The music in Call Me by Your Name also helps to bring the story to life. With classics from Debussy, Bach, Liszt, and Busoni weaving between each scene, there is a lulling calm throughout the film. The pinnacle piece being ‘Une Barque sur l’Océan’ performed by Andre LaPlante (and by Chalamet in the film). The film’s soundtrack also includes two original songs by indie artist Sufjan Stevens. Originally, Guadagnino asked him to narrate the film, but instead, Stevens sent back Mystery of Love, Visions of Gideon, and a piano version of his song Futile Devices to fill that role.
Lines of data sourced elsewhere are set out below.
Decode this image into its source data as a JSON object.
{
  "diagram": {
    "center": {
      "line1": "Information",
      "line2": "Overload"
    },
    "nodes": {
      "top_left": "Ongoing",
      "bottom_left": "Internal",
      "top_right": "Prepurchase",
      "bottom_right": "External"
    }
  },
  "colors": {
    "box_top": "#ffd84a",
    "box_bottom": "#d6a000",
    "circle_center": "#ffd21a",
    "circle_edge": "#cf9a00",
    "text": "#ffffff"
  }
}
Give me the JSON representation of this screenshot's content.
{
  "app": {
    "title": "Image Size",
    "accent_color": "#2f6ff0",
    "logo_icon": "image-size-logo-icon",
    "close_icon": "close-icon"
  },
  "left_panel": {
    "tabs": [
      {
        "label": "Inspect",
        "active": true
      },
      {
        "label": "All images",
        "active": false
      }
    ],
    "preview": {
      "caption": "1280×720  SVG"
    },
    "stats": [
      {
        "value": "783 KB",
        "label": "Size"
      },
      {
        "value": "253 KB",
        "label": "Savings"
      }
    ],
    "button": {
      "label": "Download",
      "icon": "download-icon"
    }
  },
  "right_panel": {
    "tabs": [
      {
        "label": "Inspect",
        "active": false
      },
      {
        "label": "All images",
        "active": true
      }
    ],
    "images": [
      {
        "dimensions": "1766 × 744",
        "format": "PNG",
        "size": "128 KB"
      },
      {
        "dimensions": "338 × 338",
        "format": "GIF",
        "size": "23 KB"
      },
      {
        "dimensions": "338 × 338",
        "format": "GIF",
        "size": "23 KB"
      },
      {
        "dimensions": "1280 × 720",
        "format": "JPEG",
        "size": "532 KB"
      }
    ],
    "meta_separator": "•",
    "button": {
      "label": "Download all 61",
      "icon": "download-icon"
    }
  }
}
Despite having limited information about Guadagnino’s vision, Stevens’ songs managed to capture the film’s tone perfectly and it truly wouldn’t have been the same without them.

Though Chalamet’s notorious ‘peach scene’ got the most airtime in interviews this year, there are several other noteworthy scenes in this movie, including the incredible speech by Elio’s father, Professor Perlman (Michael Stuhlbarg). The dialogue from that scene was pulled straight from the book and leaves audiences in tears every time. Frank Ocean even shared his appreciation for the scene, posting on Tumblr: “Michael Stuhlbarg is my new dad now and that’s that.” In the scene, Perlman talks to Elio, who is visibly upset after Oliver has returned home, in the kind of way we all wish our parents would talk to us. Perlman admits how envious he is of his son’s courage to be his true self, but also warned him of the pain and heartbreak that would inevitably ensue. Rather than shy away from it, though, he urges Elio to embrace the pain and to let it serve as a reminder of the uncertainty of time with the people we love. 

Maybe what is so impactful about Call Me by Your Name is that its protagonist’s conflict isn’t overtly political. No one is getting beat up or shunned from the church. Neither character is being disowned by their parents or dying of AIDS. Through and through it is a story about love – unapologetic and unabashed love. Perhaps the only protagonist in this movie is time itself, or rather, time wasted. Time we spend wrapped up in our own thoughts or trying to act like we don’t care. The times we don’t speak up about the “things that matter” because we’re scared of how others might react. And the times we look back on and wish we’d appreciated more while we were there.

If you haven’t seen this film yet I strongly recommend it. And, if you fall in love with the story like so many others have already, read the book. Luckily for them, Aciman’s novel is split into four parts – only two of which were developed for the movie. And, Guadagnino is currently working on developing a screenplay for the latter half of the novel. But don’t expect a sequel too soon… the last half of the book takes place years in the future and Guadagnino is adamant on using the same cast. So, until then, we’ll keep reliving the beauty of this summer, somewhere in northern Italy in the 1980s.